As for Gelman and Carlin, take a look at what I say in the section that asks whether the answer to my question is any different if we knew the true mu was a value mu’ that the test had little power against. The answer doesn’t change, but clearly M* exceeds mu’, so if you knew mu = mu’, you’d know M* exceeds the true mu. So if you used M* to estimate mu–rather than the lower confidence bound–, then your estimate would exceed the true mu value. I think the strongest point is that one might very well suspect cheating, biased selection effects and the like, if M* is observed and is so clearly out of whack that even the lower confidence bound is out of whack with what’s known from background. That’s the only way I can make sense of their position. So, as you say, there may be no contradiction.
I don’t really know their work well, so if someone has a different explanation of their point I’d be glad to hear it. I inquired at one stage, and I don’t think we settled it.

4. Mayo:
Your reply is much appreciated. It’s possible that I didn’t fully get your point. I interpreted your two cases at the beginning of your blog as a situation in which mu’ is the same for both tests, and the sample size differs. So, scenario A has small n and low power for mu’, and scenario B has high n, high power for (the same) mu’. Both have identical p-values of .05 (just statistically significant result). In that case, scenario A would have to observe a larger deviation in the sample, as in Richard’s analogy of critical and uncritical judges.

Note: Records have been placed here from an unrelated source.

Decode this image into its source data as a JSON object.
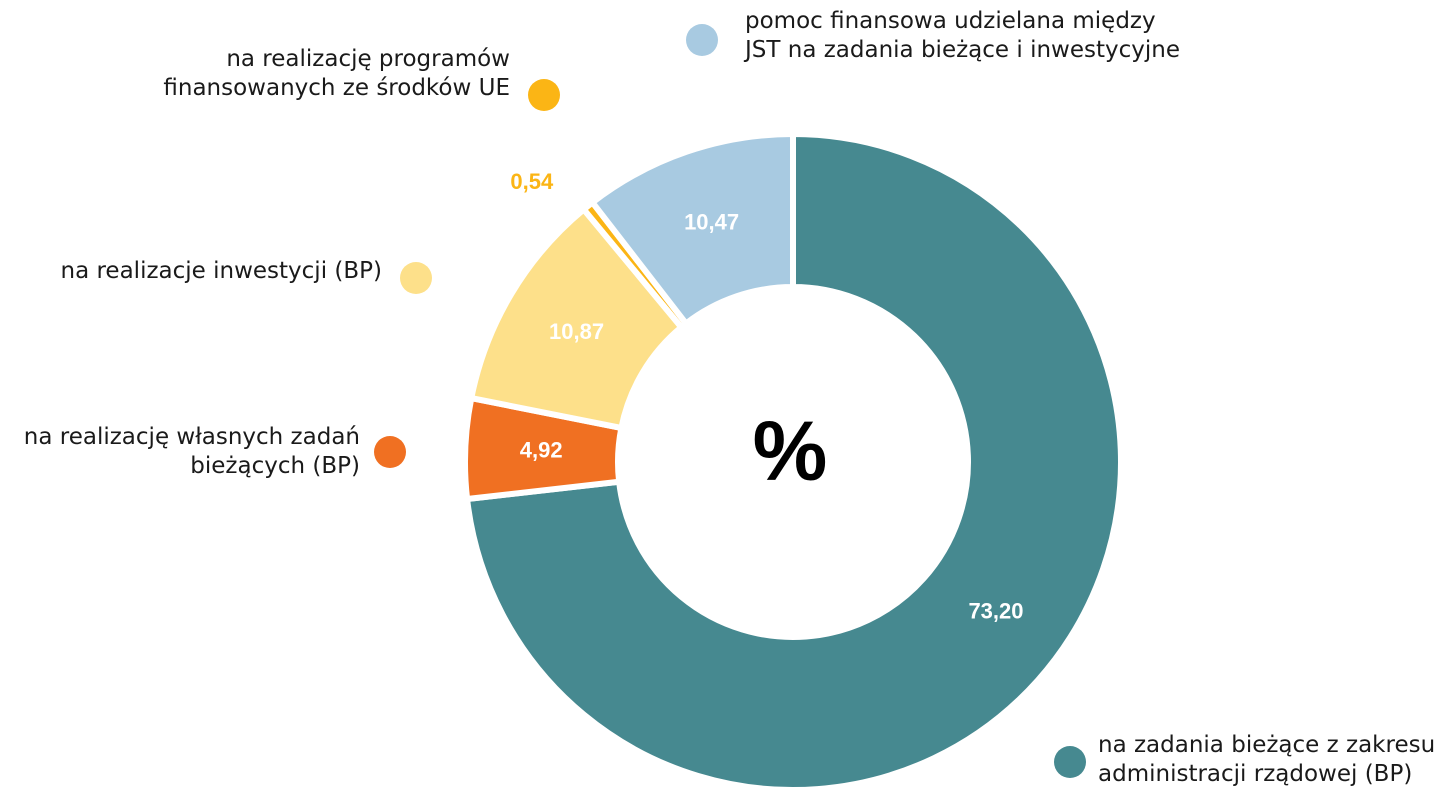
{
  "chart_data": {
    "type": "donut",
    "center_label": "%",
    "categories": [
      "na zadania bieżące z zakresu\nadministracji rządowej (BP)",
      "na realizację własnych zadań\nbieżących (BP)",
      "na realizacje inwestycji (BP)",
      "na realizację programów\nfinansowanych ze środków UE",
      "pomoc finansowa udzielana między\nJST na zadania bieżące i inwestycyjne"
    ],
    "values": [
      73.2,
      4.92,
      10.87,
      0.54,
      10.47
    ],
    "value_labels": [
      "73,20",
      "4,92",
      "10,87",
      "0,54",
      "10,47"
    ],
    "colors": [
      "#468990",
      "#f07022",
      "#fde08a",
      "#fbb515",
      "#a8cae1"
    ]
  }
}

To flesh this out a bit. Consider one case in which n=10, sd=1, and true mu in population is .1. For this to yield p=.05, I would need to see a deviation of roughly .62 (assumming here a critical cut-off of t=2). For n=1000, sd=1, and true mu in pop of .1, I need a deviation of .062 to yield p=.05. Power of these two tests for mu=0 against mu1=.1 is around 10% and over 90%, respectively. To me this mapped on to Richard’s analogy of the uncritial and critical judge. The n=10, low-powered test, hits only if deviation from 0 is quite large. The n=1000, high-powered test, hits if deviation from 0 is quite small. If they both have exactly p=.05, then in low-powered scenario I necessarily must have observed a larger deviation. Hopefully, this goes in the right direction of what you intended to convey.

I did notice that in your later examples where you flesh the scenarios out in the middle part, you consider a situation in which n is fixed throughout, and mu’ changes across scenarios, so maybe I am missing an additional point that you tried to make.

• Felix: What you say is right, but “big” is relative. Also, if the sample size is too small, affirming the assumptions hold even reasonably adequately is threatened.

• Thank you Mayo – I enjoyed this blog post and the small discussion. It made me think more deeply about statistical power, and hopefully I can integrate some of these thoughts in my teaching.